Rabin, the last day

Rabin, the last day

 

Rabin, the last day, regia di Amos Gitai

Israele, Francia 2015

Cast:  Einat Weitzman, Yaël Abecassis, Yogev Yeffet
Sceneggiatura: Amos Gitai, Marie-Jose Sanselme
Durata: 2 h e 33′
Musiche: Amit Poznansky

Rabin, the last day di Amos Gitai è stato presentato al Festival di Venezia 2015 e narra la storia dell’ultimo giorno di Yitzhak Rabin, primo ministro israeliano, ucciso la sera del 4 novembre 1995 alla fine di un importante comizio politico tenutosi al centro della città di Tel Aviv. L’assassino, un ebreo di 25 anni, osservante, fu arrestato sul luogo del delitto ma, grazie alle indagini sull’omicidio, sono venuti a galla retroscena di un mondo terrificante che si cela dietro questo gesto folle, una rete criminale, composta soprattutto da rabbini estremisti e da politici di destra, dove dominavano gli intrighi politici e un odio per Rabin per l’iniziativa di pace che stava portando avanti. Gitai tributa un film al Premio Nobel Yitzhak Rabinm e non costruisce la trama come fa Oliver Stone per JFK ma mette assieme film biografico e documentario, grazie ai filmati d’archivio sull’attentato, per rappresentare un thriller per smuovere le coscienze.

Rabin, the last day è un lungo film austero, molto lento, che non ha nulla del classico biopic ma che non risponde nemmeno agli stilemi del documentario. Gitai ha scelto gli attori per rappresentare scene della deposizione, prese dalle trascrizioni Shamgar, unendole ad immagini di repertorio riprese da un giornalista locale che mostrano chiaramente l’omicidio di Rabin. Purtroppo, non tutto il film è riuscito: i primi venti minuti, dove, in maniera serrata, Gitai mescola sequenze d’azione a filmati d’archivio, scaraventano, di botto, lo spettatore all’interno della vicenda ma, nelle successive due ore, la fredda drammatizzazione delle testimonianze non raggiunge l’obiettivo. Il risultato è un film-intervista che rappresenta un unico, parziale, punto di vista, che solleva molte questioni – questa, infatti, è la sua forza – ma non dà risposte. La regia di Gitai è, come sempre, originale, intensa, con la macchina da presa che insiste sui volti senza concedere nulla a una linea narrativa che, invece, il regista israeliano avrebbe potuto sviluppare alternando sapientemente immagini d’archivio con scene di finzione.

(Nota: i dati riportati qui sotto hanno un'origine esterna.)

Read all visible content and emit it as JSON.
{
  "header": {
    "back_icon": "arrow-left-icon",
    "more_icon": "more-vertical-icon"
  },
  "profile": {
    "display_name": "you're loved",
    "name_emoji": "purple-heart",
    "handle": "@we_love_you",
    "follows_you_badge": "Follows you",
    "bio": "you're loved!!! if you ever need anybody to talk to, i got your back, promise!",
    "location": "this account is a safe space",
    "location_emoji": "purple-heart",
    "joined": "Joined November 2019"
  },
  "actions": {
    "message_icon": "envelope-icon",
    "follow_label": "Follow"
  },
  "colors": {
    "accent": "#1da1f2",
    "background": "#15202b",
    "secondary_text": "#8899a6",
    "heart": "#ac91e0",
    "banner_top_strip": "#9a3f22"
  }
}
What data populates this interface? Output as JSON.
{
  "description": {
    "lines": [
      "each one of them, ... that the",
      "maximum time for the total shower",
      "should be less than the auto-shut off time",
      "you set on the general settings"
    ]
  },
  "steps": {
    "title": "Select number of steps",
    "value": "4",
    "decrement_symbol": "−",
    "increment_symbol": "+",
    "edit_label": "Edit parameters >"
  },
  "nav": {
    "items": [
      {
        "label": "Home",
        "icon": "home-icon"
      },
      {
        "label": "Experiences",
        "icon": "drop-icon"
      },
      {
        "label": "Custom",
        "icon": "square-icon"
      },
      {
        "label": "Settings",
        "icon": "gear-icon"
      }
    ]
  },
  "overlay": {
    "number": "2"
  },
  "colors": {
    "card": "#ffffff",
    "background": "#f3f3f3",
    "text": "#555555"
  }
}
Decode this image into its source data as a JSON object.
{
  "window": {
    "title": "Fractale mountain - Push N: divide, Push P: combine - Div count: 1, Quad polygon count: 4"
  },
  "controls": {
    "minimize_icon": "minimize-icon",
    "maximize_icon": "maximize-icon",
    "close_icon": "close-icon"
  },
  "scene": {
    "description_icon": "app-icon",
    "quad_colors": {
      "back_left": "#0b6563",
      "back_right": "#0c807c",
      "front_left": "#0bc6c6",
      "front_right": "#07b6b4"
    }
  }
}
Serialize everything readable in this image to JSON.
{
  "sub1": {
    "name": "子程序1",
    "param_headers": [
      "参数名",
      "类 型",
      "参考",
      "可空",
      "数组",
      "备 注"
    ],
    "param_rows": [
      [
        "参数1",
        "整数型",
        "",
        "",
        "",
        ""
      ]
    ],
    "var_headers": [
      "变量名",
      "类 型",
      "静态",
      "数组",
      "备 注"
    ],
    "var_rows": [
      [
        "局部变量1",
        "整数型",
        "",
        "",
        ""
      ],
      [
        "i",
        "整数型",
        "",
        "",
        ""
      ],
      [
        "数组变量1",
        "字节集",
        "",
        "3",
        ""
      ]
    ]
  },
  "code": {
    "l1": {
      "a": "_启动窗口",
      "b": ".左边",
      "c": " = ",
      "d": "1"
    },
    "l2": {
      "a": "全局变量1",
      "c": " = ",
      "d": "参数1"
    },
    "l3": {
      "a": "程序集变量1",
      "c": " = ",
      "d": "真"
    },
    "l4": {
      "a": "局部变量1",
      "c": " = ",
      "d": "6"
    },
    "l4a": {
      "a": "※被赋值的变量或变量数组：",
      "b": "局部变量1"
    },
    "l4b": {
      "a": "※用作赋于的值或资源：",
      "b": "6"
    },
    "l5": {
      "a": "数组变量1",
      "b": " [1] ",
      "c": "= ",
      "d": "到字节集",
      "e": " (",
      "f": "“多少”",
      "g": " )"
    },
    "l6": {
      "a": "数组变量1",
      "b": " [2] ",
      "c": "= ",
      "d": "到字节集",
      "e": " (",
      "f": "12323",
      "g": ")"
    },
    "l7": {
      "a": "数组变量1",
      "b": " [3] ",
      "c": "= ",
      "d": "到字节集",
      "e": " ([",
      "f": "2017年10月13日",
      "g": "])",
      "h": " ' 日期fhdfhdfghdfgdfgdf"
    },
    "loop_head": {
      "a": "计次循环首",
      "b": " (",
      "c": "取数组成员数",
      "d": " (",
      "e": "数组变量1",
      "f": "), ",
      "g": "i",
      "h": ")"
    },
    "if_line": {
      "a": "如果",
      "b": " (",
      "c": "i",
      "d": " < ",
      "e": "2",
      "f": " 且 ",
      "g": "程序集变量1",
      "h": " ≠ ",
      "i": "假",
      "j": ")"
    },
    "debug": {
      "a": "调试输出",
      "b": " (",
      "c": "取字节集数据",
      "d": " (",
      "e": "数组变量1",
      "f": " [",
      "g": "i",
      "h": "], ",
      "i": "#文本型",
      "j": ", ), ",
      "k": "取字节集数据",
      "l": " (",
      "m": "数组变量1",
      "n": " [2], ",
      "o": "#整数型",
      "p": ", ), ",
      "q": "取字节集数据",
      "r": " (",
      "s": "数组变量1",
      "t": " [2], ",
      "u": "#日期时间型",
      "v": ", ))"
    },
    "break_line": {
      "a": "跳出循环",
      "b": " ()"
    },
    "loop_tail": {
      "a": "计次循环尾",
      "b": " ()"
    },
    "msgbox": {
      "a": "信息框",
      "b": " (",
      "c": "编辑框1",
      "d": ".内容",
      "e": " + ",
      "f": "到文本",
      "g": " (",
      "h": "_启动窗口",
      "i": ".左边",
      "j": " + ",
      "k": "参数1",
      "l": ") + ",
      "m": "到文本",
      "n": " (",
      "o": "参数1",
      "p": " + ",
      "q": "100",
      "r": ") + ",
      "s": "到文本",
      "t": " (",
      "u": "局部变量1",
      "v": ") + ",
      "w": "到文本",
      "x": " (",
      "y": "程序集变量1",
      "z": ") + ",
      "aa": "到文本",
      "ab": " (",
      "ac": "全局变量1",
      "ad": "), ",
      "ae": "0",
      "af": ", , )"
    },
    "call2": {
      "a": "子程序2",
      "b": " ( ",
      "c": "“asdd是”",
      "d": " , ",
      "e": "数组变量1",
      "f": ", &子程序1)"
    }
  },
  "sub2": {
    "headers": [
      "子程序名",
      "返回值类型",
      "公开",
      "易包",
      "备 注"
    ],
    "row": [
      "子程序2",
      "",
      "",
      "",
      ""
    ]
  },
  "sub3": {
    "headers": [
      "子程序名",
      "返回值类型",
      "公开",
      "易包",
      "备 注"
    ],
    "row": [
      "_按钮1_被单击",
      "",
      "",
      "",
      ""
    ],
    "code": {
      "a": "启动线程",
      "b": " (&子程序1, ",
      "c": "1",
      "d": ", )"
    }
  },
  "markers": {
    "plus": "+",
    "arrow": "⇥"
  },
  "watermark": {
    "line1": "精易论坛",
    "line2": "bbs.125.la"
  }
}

Cosa vedere di Amos Gitai se ti è piaciuto Rabin, the last day

Amos Gitai è un regista israeliano impegnato, premiato al Festival di Cannes nel 2005 per Free Zone, ed è molto legato alla sua terra e alle questioni che la martoriano. Consigliamo due film: Ana Arabia del 2013, famoso per essere un unico piano sequenza di ben ottantuno minuti, che narra di una comunità di reietti, sia arabi che ebrei, in Israele, al confine, e Verso Oriente del 2002 che parla della Kadma, un cargo che scarica, nel 1948, sulle coste palestinesi un gruppo di persone sopravvissute all’olocausto.